Степан Александрович вдруг почувствовал, что соломенная шляпа как-то не помещается у него на голове. Она сползала то на затылок, то набок, то наползала чуть ли не на брови, то вдруг грозила улететь и броситься прямо под трамвай, то сдавливала голову железными тисками, В то же время Степан Александрович почувствовал, что ноги его сами собою пошли в такт, и в то же время вблизи грянул марш. Но заметьте, он ясно помнит, что не ноги пошли за маршем, а марш за ногами. Не будучи в силах выдержать, он зашел в шляпный магазин. Все приказчики стояли в дверях, глядя на приближающийся полк, никто и не подумал о том, чтобы заняться с покупателем. Полк прошел, гремя и блистая трубами, и — ах, как прекрасен и героичен был ехавший впереди юный безусый офицер. Букетик васильков просинел в воздухе и повис у него на груди, зацепившись случайно за позумент. Это был как бы материальный знак охватившего толпу восторга. Не успел офицер опомниться, как такие же букетики повисли у него на шпорах, на пуговицах рукавов, на хвосте его коня. Торговка не успевала получать гривенники, да многие и забывали платить ей. Какой-то старик, прижатый к стене, кричал: «Бельгию! Бельгию!» Никто не понял, что хотел он этим сказать, но многие тоже закричали «Бельгию!». И это так понравилось, что скоро уже все кричали «Бельгию!». И Степан Александрович, когда пришел в себя, понял вдруг, что он вот уже пять минут тоже кричит «Бельгию!».

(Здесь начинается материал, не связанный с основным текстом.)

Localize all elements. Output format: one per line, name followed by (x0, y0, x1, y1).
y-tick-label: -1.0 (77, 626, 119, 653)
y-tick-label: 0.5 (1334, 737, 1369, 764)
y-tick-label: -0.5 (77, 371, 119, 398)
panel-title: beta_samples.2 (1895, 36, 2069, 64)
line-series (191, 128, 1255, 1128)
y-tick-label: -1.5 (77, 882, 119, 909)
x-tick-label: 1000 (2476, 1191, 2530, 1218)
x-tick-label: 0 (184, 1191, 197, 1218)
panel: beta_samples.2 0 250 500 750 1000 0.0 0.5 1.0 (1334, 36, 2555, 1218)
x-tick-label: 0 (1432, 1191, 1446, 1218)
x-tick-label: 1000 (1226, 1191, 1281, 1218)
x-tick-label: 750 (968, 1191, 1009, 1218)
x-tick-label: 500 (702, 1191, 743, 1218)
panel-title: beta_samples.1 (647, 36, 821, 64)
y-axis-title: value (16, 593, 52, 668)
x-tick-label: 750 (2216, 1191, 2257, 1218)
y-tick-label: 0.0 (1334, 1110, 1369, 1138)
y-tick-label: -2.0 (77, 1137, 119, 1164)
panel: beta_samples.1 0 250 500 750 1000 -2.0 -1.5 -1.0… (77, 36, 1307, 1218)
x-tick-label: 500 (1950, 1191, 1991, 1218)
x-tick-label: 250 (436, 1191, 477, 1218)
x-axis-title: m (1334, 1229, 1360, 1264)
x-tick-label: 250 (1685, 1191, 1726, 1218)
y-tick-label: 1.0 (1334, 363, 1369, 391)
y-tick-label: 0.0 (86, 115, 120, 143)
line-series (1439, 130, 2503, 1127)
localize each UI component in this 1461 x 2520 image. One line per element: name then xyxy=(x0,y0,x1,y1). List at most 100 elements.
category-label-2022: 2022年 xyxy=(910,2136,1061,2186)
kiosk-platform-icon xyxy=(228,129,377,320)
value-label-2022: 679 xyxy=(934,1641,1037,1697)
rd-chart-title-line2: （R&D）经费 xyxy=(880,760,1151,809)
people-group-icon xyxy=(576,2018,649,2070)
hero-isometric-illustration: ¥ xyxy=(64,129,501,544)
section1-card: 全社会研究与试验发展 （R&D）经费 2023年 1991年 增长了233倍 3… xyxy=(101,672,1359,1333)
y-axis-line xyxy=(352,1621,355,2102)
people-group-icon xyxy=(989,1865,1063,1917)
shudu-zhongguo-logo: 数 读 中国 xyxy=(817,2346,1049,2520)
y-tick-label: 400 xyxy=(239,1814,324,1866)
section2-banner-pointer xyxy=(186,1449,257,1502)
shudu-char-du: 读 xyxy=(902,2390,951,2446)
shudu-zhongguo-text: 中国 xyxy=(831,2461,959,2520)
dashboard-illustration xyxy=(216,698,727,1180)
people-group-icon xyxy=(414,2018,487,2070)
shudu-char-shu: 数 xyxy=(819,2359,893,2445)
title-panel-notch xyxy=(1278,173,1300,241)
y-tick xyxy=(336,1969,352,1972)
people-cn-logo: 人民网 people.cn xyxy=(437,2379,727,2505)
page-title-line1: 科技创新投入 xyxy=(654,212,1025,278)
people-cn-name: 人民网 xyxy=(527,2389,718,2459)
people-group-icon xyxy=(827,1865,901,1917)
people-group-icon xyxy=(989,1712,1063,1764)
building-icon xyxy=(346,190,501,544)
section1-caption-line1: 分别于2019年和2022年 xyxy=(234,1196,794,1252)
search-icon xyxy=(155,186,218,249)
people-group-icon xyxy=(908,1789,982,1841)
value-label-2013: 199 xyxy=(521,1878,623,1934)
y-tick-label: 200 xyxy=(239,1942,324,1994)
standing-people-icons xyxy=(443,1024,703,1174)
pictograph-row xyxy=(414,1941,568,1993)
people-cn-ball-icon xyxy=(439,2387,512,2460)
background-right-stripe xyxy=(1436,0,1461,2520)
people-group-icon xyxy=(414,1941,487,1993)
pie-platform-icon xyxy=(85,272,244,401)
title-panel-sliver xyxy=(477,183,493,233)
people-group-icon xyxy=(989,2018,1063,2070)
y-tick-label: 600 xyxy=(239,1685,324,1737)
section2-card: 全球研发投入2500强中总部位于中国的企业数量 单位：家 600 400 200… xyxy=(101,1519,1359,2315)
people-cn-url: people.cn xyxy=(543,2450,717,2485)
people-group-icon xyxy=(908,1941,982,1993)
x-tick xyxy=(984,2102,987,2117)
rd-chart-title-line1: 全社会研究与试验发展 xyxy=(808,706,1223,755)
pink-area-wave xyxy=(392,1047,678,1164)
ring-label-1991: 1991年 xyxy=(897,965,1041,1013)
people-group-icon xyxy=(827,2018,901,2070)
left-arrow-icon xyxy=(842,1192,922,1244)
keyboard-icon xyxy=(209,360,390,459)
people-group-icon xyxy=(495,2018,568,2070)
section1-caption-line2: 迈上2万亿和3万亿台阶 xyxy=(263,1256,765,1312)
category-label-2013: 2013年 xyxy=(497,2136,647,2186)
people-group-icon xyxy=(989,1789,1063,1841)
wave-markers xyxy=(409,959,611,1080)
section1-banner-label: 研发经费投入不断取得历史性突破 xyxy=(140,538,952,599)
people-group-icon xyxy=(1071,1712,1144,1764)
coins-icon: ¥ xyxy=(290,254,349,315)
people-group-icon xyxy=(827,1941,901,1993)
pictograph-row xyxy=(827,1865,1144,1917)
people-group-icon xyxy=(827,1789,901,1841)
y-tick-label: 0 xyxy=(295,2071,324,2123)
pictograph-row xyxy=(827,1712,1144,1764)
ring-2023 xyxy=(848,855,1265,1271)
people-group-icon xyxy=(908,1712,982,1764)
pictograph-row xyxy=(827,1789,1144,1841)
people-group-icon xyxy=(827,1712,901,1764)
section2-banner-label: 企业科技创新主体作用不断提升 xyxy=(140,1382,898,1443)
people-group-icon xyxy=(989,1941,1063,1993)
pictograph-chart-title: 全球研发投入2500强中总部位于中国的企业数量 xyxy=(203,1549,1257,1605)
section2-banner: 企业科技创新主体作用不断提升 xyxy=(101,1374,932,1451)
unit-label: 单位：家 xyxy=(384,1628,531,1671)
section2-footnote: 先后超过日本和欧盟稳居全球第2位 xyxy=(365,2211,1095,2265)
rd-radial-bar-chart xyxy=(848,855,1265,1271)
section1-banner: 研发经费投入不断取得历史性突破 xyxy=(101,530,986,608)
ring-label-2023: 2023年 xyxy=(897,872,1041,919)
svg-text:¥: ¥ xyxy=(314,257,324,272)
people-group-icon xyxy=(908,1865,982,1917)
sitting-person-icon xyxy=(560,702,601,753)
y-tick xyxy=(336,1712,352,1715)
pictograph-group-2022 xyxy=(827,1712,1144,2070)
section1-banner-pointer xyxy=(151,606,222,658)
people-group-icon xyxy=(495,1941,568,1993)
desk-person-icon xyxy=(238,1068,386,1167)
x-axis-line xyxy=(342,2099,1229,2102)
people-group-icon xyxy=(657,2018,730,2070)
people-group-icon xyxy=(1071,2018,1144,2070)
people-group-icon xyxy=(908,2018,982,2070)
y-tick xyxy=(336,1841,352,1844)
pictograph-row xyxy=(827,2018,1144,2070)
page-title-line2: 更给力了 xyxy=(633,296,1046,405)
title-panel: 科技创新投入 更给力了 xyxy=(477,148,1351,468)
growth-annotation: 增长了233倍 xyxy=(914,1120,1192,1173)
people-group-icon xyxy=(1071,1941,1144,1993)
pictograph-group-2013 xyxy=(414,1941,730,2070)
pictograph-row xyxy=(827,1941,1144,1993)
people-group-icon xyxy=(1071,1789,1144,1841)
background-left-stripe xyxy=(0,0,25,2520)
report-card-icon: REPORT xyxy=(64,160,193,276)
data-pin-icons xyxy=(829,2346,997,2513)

— У вас есть солдатская фуражка? — спросил он подошедшего к нему хозяина магазина.

— Извольте-с… Заговоренные… Берут вас?

— Нет, я иду добровольно!

И тут заметил Степан Александрович, что карман его вырезан и все его содержимое исчезло безвозвратно.

— Не беспокойтесь, — сказал хозяин, — мы с патриотов денег не берем.

И Степан Александрович ушел в фуражке, подарив ему на память соломенную шляпу. Теперь голова его обрела свое спокойствие, словно кончилась злая мигрень под благотворным действием некоего пирамидона.